Crash course: Voltage, amperage, and resistance basics for low-voltage techs (part 5)
Crash course on Voltage, amperage, and resistance basics for low-voltage techs. Field-ready, no fluff.
Why low-voltage still bites
Low-voltage does not mean low-risk. A 24V control circuit can still arc, weld a screwdriver to a panel, or push enough current through a damaged conductor to start a fire. The NEC defines low-voltage loosely depending on the article, but for most field work you are dealing with Class 2 and Class 3 circuits under Article 725, plus PoE under 725.144 and fire alarm under 760.
The fundamentals do not change because the numbers got smaller. Voltage pushes, amperage flows, resistance fights back. Get those three locked in and the rest of the trade gets easier.
Voltage: the pressure
Voltage is electrical pressure, measured in volts. It is the difference in potential between two points. No difference, no current, no matter how thick the wire. This is why you can stand on a 13.8kV line if you are not grounded to anything else, the bird trick.
In low-voltage work you will see 12V, 24V, 48V (PoE++), and the occasional 70V or 100V audio distribution. NEC 725.121 sets the power source limits for Class 2 and Class 3. A Class 2 source caps at 100VA and is considered safe from shock and fire ignition under normal conditions. Class 3 goes higher and requires more conductor protection.
- 12V DC: most access control, alarm panels, small cameras
- 24V AC/DC: HVAC controls, door strikes, irrigation
- 48V DC: PoE, PoE+, PoE++ (Type 3 and Type 4)
- 70V/100V: distributed audio, paging
Amperage: the flow
Current is the actual movement of electrons, measured in amps. This is what does the work and what does the damage. A 50mA current across the chest can stop a heart. Most low-voltage circuits draw milliamps, but PoE++ pushes 960mA per pair and total port current can hit 1.73A on Type 4.
That heat shows up in the cable bundle. NEC 725.144 added ampacity tables specifically because installers were stuffing 48 PoE cables into a single bundle and cooking the jackets. Check Table 725.144 for bundle derating, especially in conduit or above ceiling tile where heat does not dissipate.
Field tip: if a PoE bundle feels warm to the touch through the jacket, you are already past spec. Pull it apart, re-bundle in groups of 24 or fewer, and verify against 725.144.
Resistance: the fight
Resistance is measured in ohms and it is what determines how much current actually flows for a given voltage. Ohm's Law is the only equation you need to memorize: V = I x R. Voltage equals current times resistance. Rearrange as needed.

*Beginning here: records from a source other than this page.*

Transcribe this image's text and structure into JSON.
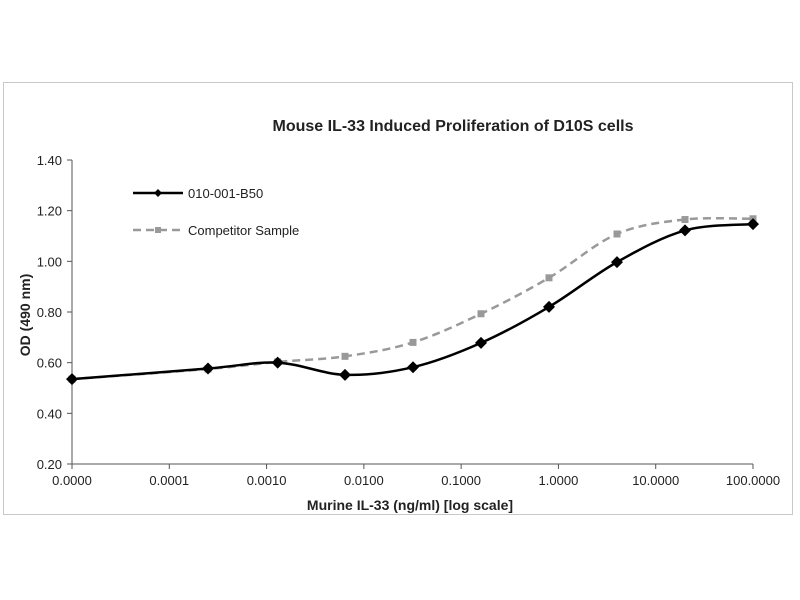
{
  "chart_data": {
    "type": "line",
    "title": "Mouse IL-33 Induced Proliferation of D10S cells",
    "xlabel": "Murine IL-33 (ng/ml) [log scale]",
    "ylabel": "OD (490 nm)",
    "x_scale": "log",
    "ylim": [
      0.2,
      1.4
    ],
    "x_tick_labels": [
      "0.0000",
      "0.0001",
      "0.0010",
      "0.0100",
      "0.1000",
      "1.0000",
      "10.0000",
      "100.0000"
    ],
    "y_tick_labels": [
      "0.20",
      "0.40",
      "0.60",
      "0.80",
      "1.00",
      "1.20",
      "1.40"
    ],
    "y_ticks": [
      0.2,
      0.4,
      0.6,
      0.8,
      1.0,
      1.2,
      1.4
    ],
    "grid": false,
    "legend_position": "top-left",
    "series": [
      {
        "name": "010-001-B50",
        "color": "#000000",
        "line_style": "solid",
        "marker": "diamond",
        "x": [
          1e-05,
          0.00025,
          0.0013,
          0.0064,
          0.032,
          0.16,
          0.8,
          4.0,
          20.0,
          100.0
        ],
        "y": [
          0.535,
          0.577,
          0.6,
          0.552,
          0.582,
          0.678,
          0.82,
          0.997,
          1.122,
          1.147
        ]
      },
      {
        "name": "Competitor Sample",
        "color": "#999999",
        "line_style": "dashed",
        "marker": "square",
        "x": [
          1e-05,
          0.00025,
          0.0013,
          0.0064,
          0.032,
          0.16,
          0.8,
          4.0,
          20.0,
          100.0
        ],
        "y": [
          0.535,
          0.575,
          0.603,
          0.625,
          0.68,
          0.793,
          0.935,
          1.108,
          1.165,
          1.168
        ]
      }
    ]
  }
}
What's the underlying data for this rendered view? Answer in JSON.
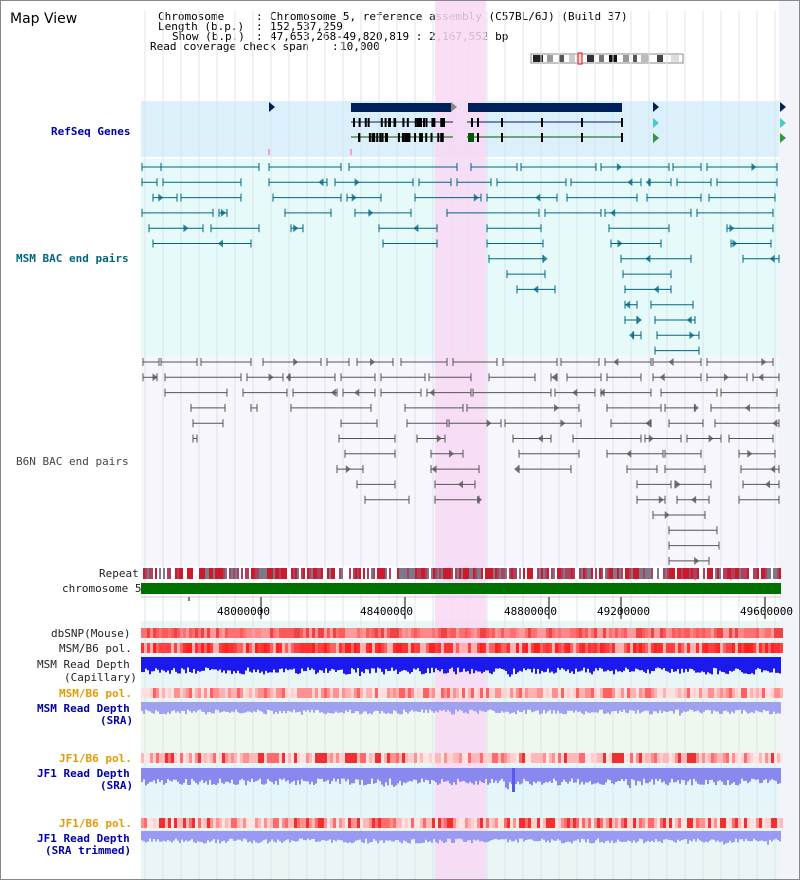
{
  "window": {
    "title": "Map View"
  },
  "info": {
    "chromosome_label": "Chromosome",
    "chromosome_value": "Chromosome 5, reference assembly (C57BL/6J) (Build 37)",
    "length_label": "Length (b.p.)",
    "length_value": "152,537,259",
    "show_label": "Show (b.p.)",
    "show_value": "47,653,268-49,820,819 : 2,167,552 bp",
    "coverage_label": "Read coverage check span",
    "coverage_value": "10,000"
  },
  "tracks": {
    "refseq": "RefSeq Genes",
    "msm_bac": "MSM BAC end pairs",
    "b6n_bac": "B6N BAC end pairs",
    "repeat": "Repeat",
    "chromosome": "chromosome 5",
    "dbsnp": "dbSNP(Mouse)",
    "msm_b6_pol_1": "MSM/B6 pol.",
    "msm_read_depth_cap_1": "MSM Read Depth",
    "msm_read_depth_cap_2": "(Capillary)",
    "msm_b6_pol_2": "MSM/B6 pol.",
    "msm_read_depth_sra_1": "MSM Read Depth",
    "msm_read_depth_sra_2": "(SRA)",
    "jf1_b6_pol_1": "JF1/B6 pol.",
    "jf1_read_depth_sra_1": "JF1 Read Depth",
    "jf1_read_depth_sra_2": "(SRA)",
    "jf1_b6_pol_2": "JF1/B6 pol.",
    "jf1_read_depth_trim_1": "JF1 Read Depth",
    "jf1_read_depth_trim_2": "(SRA trimmed)"
  },
  "axis": {
    "ticks": [
      "48000000",
      "48400000",
      "48800000",
      "49200000",
      "49600000"
    ]
  },
  "colors": {
    "highlight": "#f8d8f4",
    "refseq_bg": "#dcf0fc",
    "msm_bg": "#e6fafa",
    "b6n_bg": "#f6f6fc",
    "lower_bg": "#eaf6f6",
    "gene": "#00205a",
    "msm_feature": "#006680",
    "b6n_feature": "#555555",
    "chromosome_bar": "#007000",
    "depth_blue": "#1a1aee",
    "depth_light": "#8888ee"
  }
}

In the field, resistance shows up as voltage drop. NEC 210.19(A) Informational Note 4 recommends keeping branch circuit voltage drop under 3%, and feeder plus branch under 5%. Low-voltage runs are worse offenders because the source voltage is small to begin with. A 5% drop on 120V is 6V and the load barely notices. A 5% drop on 12V is 600mV and your camera browns out at night when the IR illuminator kicks on.
- Measure or calculate one-way distance
- Look up DC resistance per 1000ft for the conductor (Chapter 9, Table 8)
- Multiply by 2 for round trip
- Multiply by load current to get voltage drop
Putting it together on a real run
Say you are running a 24V DC mag lock at 500mA over 200ft of 18 AWG. Table 8 gives 18 AWG at roughly 6.4 ohms per 1000ft. Round trip is 400ft, so 2.56 ohms total. Voltage drop is 0.5A times 2.56 ohms, equals 1.28V. That is over 5% on a 24V circuit, and the lock manufacturer probably specs minimum 22V at the device.
Bump to 16 AWG (4.0 ohms per 1000ft) and the drop becomes 0.8V. Now you are inside spec with margin for the inrush when the lock energizes. This is the calculation that separates a clean install from a callback at 2am when the door fails to release.
Field tip: always size low-voltage conductors for the worst case current, which is usually inrush or alarm state, not idle draw. A camera pulling 4W idle can spike to 25W when heaters and IR run together.
Test gear and habits that pay off
A decent multimeter, a clamp meter that reads DC amps, and a tone and probe set will handle 90% of low-voltage troubleshooting. For PoE specifically, get a tester that loads the port and reports actual delivered wattage, not just link state. NEC 725.144 compliance is easier to verify when you can see actual current under load.
Build the habit of measuring at the device, not at the panel. Voltage at the source means nothing if the conductor between source and load is undersized, corroded, or terminated poorly. The meter at the device tells you what the equipment actually sees.
- Verify source voltage at the panel
- Verify voltage at the device under load
- Subtract to confirm voltage drop matches calculation
- If drop is higher than expected, suspect terminations before suspecting conductor
Voltage, amperage, resistance. Pressure, flow, fight. Everything else in this trade builds on those three.